Thurman Rodgers, CEO
Well, yes, I'm able to provide guidance given that I got a daily report, and I read my morning report this morning. And the answer is they got $16 million that either we're going to collect in Q3 or there are going to be some people in trouble. That's simple, and then there's more for Q4.
Operator, Operator
Thank you. The other one we have here is, can you please provide an update on the impact of the ITC macro environment on SunPower's business? And is it too soon to really know what a rational base run rate for the revenue would look like?
Thurman Rodgers, CEO
Well, I picked the frozen eyebrow picture to tell you the effect on the business right now. If you want one digital, remember that. It is cold enough, your eyes really can't freeze shut. Going forward, we have been an $80 million company. We're going to bounce back to that number. Okay. That means I got to get $13 million to get back status quo. I was planning on getting $13 million to go from $80 million to $93 million.

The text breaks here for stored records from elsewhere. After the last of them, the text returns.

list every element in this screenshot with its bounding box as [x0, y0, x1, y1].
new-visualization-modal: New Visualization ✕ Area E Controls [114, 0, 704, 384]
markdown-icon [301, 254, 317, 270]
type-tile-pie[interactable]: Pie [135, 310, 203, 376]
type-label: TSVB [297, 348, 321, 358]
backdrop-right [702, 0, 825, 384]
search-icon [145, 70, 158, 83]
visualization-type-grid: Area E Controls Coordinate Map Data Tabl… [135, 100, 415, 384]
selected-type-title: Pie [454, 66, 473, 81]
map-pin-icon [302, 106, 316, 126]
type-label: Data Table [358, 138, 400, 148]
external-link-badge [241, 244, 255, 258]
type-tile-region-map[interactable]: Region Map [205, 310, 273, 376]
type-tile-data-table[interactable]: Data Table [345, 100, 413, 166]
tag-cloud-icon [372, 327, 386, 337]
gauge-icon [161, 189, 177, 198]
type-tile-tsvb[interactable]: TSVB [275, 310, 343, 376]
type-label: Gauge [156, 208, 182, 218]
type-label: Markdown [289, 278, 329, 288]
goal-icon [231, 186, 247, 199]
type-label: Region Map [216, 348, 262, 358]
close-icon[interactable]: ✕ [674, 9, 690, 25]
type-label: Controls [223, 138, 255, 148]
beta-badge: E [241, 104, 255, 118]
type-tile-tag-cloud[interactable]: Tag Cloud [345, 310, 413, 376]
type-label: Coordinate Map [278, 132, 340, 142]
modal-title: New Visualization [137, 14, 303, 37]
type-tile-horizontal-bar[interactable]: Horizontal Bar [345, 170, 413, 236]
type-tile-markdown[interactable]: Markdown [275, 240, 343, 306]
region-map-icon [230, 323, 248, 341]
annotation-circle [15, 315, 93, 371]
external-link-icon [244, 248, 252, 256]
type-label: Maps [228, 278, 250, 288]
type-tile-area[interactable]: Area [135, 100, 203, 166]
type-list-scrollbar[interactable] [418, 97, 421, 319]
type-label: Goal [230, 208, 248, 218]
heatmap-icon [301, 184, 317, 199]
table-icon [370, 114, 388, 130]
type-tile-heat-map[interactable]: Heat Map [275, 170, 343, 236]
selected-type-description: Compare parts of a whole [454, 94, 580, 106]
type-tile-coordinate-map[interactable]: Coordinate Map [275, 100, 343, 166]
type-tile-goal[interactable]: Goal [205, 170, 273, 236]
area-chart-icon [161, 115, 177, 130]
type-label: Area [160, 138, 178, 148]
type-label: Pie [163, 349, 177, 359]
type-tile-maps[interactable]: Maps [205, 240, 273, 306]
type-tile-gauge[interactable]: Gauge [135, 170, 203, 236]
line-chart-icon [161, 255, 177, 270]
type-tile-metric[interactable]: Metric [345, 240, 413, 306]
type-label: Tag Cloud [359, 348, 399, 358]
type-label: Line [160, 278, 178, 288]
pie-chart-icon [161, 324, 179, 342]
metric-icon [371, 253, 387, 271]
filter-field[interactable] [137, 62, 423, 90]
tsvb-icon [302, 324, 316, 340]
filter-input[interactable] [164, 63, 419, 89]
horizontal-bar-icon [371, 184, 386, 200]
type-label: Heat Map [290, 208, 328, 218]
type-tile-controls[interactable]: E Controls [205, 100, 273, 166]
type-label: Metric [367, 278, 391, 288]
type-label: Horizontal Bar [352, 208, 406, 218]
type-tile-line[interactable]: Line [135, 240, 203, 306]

So now starting back at $80 million again, which, by the way, will be really profitable. And when we get back there, we're going to acquire. That's what we got to do, and I went through my pitch.
Operator, Operator
Thank you. The other 2 questions appear to be redundant things you've already addressed. So that looks like that's all we have in the queue today.
Thurman Rodgers, CEO
Thank you for watching our presentation today. We appreciate your support, and we appreciate your investment.